L'un de mes plus grands émois cinématographiques, c'est elle : telle une Vénus californienne, lorsqu'elle émerge de la piscine de Kirk Douglas pour venir goûter une grappe de raisin... Enfin, hommage est rendue à cette immense actrice. Flash-back en 10 films.
Bonnie & Clyde (1967) : faut-il en dire plus sur ce désormais classique, alors véritable bombe artistique ? Qui inaugure une nouvelle ère narrative à Hollywood, centrée sur la primauté du montage, une sensibilité ironique et distancée ? Hymne à l'amour fou, de deux jeunes à l'âme puérile, en butte à une société confrontée à la Grande Dépression, le film résonne fortement dans la période hippie et libertaire de la fin des années 60. Près de 50 ans après sa sortie, il continue de fasciner. Et que dire du sex-appeal de Faye Dunaway, qui alors lance la mode du béret ? Avec son quasi-premier film, elle entre direct dans la légende.
L'Affaire Thomas Crown (1968) : mondialement célèbre pour ses split-screens, son style Courrèges, la beauté d'une Faye Dunaway glamourissime, Boston, la photo d’Haskell Wexler et ses violons dus à Michel Legrand. L'actrice fera un cameo dans le remake de John McTiernan en 1999.
L'Arrangement (1969) : dans le rôle de Gwen, la maîtresse d'Eddie Anderson en pleine middle age crisis, Faye Dunaway irradie de beauté. Blondeur étincelante, lunettes cerclées noires, elle y est l'incarnation californienne d'une Vénus des sixties, magnifiée par la caméra de Kazan et la lumière de Robert Surtees.
Portrait d'une enfant déchue (1970) : "Faye Dunaway joue à nu, sans protection ni filet, avec une formidable rigueur, une inspiration, une envolée digne de certaines actrices bergmaniennes" : Tavernier et Coursodon, dans leur 50 ans de cinéma américain. On ne saurait mieux dire, non ? Chef-d'oeuvre, sorti dans un anonymat complet, avant d'être réhabilité peu à peu, grâce à la critique française. Nous en avions déjà parlé sur Cineblogywood il y a 3 ans.
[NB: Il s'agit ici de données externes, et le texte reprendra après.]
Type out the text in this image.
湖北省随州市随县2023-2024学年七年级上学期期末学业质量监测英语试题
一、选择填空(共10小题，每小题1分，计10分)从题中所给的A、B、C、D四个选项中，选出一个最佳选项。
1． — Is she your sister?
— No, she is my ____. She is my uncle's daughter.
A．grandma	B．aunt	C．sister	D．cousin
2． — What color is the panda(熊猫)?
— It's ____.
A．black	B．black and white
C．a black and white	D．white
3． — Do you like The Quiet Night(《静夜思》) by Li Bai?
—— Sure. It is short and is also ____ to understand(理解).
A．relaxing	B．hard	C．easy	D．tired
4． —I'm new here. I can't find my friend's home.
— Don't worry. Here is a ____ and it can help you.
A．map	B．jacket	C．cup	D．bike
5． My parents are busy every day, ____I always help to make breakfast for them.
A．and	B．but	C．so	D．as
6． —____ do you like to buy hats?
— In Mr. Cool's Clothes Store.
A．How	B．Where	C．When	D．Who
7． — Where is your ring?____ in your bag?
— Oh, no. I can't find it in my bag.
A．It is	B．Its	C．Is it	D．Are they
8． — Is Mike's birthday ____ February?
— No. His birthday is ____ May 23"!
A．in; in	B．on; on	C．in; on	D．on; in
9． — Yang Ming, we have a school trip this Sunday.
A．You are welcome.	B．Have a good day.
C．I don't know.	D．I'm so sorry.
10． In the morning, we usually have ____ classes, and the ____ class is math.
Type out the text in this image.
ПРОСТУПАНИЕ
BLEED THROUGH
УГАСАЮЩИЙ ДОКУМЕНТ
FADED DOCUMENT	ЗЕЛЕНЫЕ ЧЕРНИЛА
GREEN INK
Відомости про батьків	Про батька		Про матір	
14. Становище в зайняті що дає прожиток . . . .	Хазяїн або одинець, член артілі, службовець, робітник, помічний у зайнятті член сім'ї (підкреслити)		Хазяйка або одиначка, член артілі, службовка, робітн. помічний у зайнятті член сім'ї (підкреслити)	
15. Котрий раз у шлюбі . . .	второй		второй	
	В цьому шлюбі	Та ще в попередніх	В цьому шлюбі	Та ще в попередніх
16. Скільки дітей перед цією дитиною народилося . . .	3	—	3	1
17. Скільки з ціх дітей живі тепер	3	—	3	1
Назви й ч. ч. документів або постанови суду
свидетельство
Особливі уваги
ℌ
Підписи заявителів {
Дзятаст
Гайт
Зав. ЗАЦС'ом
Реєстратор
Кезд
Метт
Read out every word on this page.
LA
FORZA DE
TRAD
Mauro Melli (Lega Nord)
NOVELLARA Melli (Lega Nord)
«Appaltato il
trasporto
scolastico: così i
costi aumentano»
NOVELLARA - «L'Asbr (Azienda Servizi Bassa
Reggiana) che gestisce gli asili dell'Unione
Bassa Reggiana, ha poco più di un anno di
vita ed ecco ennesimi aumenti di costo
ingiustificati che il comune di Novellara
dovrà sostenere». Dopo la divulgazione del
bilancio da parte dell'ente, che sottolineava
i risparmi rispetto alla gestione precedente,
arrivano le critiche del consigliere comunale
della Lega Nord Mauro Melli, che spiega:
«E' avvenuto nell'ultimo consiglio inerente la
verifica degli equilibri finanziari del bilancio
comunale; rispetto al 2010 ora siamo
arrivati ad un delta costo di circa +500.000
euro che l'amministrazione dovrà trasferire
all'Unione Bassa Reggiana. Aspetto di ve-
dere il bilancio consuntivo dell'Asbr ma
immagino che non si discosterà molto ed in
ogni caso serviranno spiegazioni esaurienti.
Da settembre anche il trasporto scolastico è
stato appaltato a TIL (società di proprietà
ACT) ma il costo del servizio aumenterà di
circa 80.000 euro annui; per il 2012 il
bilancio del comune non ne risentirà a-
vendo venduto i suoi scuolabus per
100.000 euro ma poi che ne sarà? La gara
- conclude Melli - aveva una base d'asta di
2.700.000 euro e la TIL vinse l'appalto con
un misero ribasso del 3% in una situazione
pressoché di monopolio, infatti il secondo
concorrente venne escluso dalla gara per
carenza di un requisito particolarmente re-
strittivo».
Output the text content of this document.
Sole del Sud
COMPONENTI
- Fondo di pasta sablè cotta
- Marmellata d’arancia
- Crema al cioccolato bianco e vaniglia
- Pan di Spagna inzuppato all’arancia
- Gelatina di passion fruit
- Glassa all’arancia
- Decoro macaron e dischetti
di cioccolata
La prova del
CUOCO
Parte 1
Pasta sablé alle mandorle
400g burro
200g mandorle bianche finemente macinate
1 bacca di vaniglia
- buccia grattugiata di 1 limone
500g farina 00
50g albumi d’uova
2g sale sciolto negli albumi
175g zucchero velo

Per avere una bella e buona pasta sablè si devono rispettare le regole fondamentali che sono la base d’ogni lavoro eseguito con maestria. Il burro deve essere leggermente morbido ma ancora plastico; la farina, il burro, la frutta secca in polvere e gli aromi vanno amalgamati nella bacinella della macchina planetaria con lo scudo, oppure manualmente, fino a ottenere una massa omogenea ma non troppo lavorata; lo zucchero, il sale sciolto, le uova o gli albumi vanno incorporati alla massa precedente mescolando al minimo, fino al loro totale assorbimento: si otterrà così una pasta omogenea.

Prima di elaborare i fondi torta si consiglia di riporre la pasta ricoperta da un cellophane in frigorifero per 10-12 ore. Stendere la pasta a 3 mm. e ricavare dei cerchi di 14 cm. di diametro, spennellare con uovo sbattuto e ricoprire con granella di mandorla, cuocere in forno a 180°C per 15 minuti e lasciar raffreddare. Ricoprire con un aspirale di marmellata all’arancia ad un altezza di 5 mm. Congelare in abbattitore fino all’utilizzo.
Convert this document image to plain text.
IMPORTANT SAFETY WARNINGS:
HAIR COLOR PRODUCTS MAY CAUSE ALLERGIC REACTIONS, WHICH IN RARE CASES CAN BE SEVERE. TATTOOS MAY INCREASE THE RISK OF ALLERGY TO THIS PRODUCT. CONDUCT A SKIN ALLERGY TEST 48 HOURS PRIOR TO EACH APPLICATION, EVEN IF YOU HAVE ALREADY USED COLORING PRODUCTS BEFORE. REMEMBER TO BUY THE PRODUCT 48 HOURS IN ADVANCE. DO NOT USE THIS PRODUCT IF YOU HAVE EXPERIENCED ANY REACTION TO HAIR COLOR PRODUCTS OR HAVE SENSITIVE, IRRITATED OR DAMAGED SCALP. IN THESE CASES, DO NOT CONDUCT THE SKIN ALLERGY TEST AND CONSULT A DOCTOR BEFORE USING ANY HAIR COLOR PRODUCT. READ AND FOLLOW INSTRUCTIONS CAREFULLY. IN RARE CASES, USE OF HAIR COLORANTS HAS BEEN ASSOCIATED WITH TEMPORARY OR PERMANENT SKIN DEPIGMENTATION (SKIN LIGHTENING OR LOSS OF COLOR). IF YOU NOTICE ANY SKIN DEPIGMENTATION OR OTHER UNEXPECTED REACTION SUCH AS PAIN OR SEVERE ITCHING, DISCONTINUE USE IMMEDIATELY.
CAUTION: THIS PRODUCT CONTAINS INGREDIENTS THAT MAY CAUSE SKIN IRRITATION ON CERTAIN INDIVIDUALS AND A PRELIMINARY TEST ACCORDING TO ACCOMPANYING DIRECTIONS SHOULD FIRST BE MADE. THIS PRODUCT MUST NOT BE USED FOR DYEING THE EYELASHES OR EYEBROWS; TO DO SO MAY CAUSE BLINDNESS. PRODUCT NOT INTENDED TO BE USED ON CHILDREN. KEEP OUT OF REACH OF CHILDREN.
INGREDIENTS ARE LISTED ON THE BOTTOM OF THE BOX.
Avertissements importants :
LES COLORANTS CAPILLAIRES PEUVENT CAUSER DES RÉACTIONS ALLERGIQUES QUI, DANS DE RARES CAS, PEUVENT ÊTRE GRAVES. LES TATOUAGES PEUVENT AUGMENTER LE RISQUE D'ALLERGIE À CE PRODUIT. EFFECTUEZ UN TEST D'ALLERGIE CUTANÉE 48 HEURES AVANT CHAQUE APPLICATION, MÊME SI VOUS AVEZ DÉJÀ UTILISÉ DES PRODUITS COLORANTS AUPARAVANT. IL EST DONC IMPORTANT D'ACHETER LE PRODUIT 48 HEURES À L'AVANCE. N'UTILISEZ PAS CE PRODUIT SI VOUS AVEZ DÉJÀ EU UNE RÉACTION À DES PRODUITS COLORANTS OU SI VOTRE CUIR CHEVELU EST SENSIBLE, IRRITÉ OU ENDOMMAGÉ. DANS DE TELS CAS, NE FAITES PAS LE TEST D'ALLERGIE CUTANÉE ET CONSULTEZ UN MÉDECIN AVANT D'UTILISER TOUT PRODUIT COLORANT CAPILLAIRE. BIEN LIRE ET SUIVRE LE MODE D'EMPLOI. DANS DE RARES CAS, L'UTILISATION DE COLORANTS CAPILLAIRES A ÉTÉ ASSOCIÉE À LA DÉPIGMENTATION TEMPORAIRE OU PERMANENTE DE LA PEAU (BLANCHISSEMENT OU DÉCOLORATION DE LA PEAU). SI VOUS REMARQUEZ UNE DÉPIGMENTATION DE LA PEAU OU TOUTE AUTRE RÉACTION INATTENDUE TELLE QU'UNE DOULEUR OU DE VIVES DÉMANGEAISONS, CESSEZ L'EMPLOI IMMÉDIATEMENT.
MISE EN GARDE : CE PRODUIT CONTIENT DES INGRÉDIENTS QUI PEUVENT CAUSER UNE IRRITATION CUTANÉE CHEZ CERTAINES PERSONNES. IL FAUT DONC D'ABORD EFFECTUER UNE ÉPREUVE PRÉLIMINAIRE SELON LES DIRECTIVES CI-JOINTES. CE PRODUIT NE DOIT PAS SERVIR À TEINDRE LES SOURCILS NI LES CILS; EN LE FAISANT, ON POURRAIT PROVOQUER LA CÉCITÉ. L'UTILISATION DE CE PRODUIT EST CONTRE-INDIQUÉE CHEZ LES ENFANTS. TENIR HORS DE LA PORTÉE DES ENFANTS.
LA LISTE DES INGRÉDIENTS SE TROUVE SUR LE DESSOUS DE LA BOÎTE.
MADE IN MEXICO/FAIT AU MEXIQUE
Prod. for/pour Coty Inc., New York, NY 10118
Chinatown (1974) : Faye Dunaway y sublime les vamps des films noirs des années 40. Et pourtant, le tournage ne fut pas de tout repos. En cause, la méthode Polanski. Comme le remarque Robert Evans, le producteur : "Roman, avec les acteurs, c'est Napoléon !". Si Jack Nicholson s'accommode très bien des méthodes du réalisateur, il n'en est rien de Faye Dunaway. Qui se montre incapable de supporter la moindre directive venant du réalisateur. Un cheveu blond rebelle de l'actrice accroche-t-il toute la lumière d'une scène ? Polanski l'arrache subrepticement. D'où les hires de l'actrice, et l'arrêt momentané du tournage. Autre exemple : alors que Polanski règle les détails d'une scène où celle qui fut Bonnie Parker se trouve en voiture avec Jack Nicholson, il lui refuse d'assouvir un besoin pressant. Alors qu'il s'approche d'elle pour lui donner des indications scéniques, elle lui jette à la figure un gobelet d'urine à la tête. Selon le directeur de la photo du film, "on ne sut jamais si c'était Nicholson ou Dunaway qui urina dans le gobelet !". Ambiance glaciale pour un chef -'oeuvre miraculeux.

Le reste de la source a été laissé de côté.